Keywords: Himalaya, Buddhism, books, literary artifacts, digital technologies, transnational landscapes.
Introduction: Trans-Himalayan Routes as a Web of Cultural, Social, and Economic Connections
In different forms and at different scales, roads and pathways have shaped the existence of a multitude of different communities inhabiting different ecological niches in the Himalaya. The steep and lush southern Himalayan slopes, home to a wide range of ethnic communities with different characteristics and livelihoods, have thus been connected to the dry Tibetan plateau inhabited by high-altitude farmers and pastoralists. Trade has historically been the way in which these different communities have related to each other in multiple forms. However, relations were not only about exchanges of goods, they were also about kinship, religious ties, and the transfer of knowledge and technologies and well as literary artifacts.

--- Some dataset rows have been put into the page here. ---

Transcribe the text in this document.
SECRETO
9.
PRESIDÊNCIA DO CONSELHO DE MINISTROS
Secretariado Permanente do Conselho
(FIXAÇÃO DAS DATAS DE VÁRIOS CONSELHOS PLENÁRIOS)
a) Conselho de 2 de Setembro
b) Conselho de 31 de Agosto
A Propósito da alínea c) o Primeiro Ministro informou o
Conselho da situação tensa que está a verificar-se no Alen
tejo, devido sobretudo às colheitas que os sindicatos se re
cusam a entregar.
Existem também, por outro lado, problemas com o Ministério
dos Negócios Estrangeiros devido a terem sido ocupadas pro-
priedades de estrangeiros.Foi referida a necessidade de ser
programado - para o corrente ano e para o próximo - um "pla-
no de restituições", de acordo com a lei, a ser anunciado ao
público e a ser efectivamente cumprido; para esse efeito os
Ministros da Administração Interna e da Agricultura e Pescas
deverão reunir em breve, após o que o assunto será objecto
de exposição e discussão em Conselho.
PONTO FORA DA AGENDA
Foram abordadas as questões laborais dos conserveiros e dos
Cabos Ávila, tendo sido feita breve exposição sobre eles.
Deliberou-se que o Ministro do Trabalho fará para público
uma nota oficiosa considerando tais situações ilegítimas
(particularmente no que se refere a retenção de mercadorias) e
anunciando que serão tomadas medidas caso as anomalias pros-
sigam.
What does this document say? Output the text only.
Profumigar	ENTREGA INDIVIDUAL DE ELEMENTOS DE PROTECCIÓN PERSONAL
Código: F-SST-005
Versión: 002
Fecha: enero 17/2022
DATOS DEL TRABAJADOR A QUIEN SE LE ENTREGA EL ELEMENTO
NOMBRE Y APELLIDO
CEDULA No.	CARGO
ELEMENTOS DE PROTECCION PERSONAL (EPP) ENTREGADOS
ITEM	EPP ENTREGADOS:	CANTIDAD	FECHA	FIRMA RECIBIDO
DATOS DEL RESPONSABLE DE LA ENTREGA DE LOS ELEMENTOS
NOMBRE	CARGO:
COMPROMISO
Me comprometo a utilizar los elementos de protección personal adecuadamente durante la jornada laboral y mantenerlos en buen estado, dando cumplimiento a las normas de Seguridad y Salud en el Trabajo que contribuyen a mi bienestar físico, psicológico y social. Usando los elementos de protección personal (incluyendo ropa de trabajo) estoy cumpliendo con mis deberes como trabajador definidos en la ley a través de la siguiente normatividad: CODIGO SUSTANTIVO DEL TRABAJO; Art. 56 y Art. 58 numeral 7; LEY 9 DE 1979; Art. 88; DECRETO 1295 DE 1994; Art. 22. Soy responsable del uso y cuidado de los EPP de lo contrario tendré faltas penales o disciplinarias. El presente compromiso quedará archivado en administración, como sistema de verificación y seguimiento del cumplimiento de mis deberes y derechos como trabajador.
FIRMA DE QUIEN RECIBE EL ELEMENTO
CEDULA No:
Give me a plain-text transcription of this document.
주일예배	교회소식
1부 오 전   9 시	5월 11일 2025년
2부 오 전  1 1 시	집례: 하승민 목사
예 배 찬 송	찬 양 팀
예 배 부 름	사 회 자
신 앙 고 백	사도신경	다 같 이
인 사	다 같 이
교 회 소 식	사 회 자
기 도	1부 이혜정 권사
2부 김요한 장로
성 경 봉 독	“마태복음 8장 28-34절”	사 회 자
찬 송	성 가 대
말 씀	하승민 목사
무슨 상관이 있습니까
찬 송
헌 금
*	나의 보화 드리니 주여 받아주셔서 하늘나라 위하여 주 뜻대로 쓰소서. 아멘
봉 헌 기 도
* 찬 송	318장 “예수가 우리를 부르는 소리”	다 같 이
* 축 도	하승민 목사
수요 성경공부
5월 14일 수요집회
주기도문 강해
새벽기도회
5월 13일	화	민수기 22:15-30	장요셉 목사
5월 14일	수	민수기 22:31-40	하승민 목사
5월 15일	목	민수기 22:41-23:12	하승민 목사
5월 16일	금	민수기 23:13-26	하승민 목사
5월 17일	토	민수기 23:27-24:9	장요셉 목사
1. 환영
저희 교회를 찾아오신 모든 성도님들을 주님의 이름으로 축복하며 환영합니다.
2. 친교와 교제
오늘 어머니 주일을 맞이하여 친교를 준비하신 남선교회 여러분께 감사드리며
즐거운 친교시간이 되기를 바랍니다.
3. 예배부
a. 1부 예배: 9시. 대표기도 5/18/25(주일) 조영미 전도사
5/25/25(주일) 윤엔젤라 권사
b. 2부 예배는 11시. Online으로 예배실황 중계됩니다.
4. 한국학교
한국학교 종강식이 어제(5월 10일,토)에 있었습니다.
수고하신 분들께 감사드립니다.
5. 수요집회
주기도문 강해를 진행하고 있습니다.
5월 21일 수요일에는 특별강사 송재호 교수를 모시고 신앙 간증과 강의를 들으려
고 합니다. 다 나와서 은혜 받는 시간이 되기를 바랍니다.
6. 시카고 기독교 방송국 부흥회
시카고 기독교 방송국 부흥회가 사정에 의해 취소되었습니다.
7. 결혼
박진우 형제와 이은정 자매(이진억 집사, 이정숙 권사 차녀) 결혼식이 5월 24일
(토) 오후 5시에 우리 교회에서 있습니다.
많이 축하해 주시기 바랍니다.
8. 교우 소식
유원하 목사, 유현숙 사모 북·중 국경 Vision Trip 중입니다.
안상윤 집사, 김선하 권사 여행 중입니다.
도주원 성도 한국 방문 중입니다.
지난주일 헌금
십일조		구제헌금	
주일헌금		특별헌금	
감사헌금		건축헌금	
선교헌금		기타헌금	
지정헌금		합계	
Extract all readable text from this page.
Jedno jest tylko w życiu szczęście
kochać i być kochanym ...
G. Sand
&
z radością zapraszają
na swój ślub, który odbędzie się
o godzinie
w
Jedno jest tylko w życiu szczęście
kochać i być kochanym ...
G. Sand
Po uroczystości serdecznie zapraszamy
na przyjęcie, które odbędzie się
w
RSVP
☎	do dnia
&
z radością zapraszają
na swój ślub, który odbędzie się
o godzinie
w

The emphasis currently given to ‘roads’ in the development of these regions echoes much older pathways and ancient connections while pointing to their radical transformation. Cultural production on the Tibetan plateau and in the Himalayan regions would not have been possible without a web of relations enacted over the centuries through mountain trails and trading routes. Manuscripts and prints, both as texts and as material artifacts, tell stories not only of books carried along these pathways, passed on, copied, and translated but also of palm leaves, paper plants and paper, wood, ink, gold, pigments, and dyes which were processed, traded and often presented as merit-making offerings.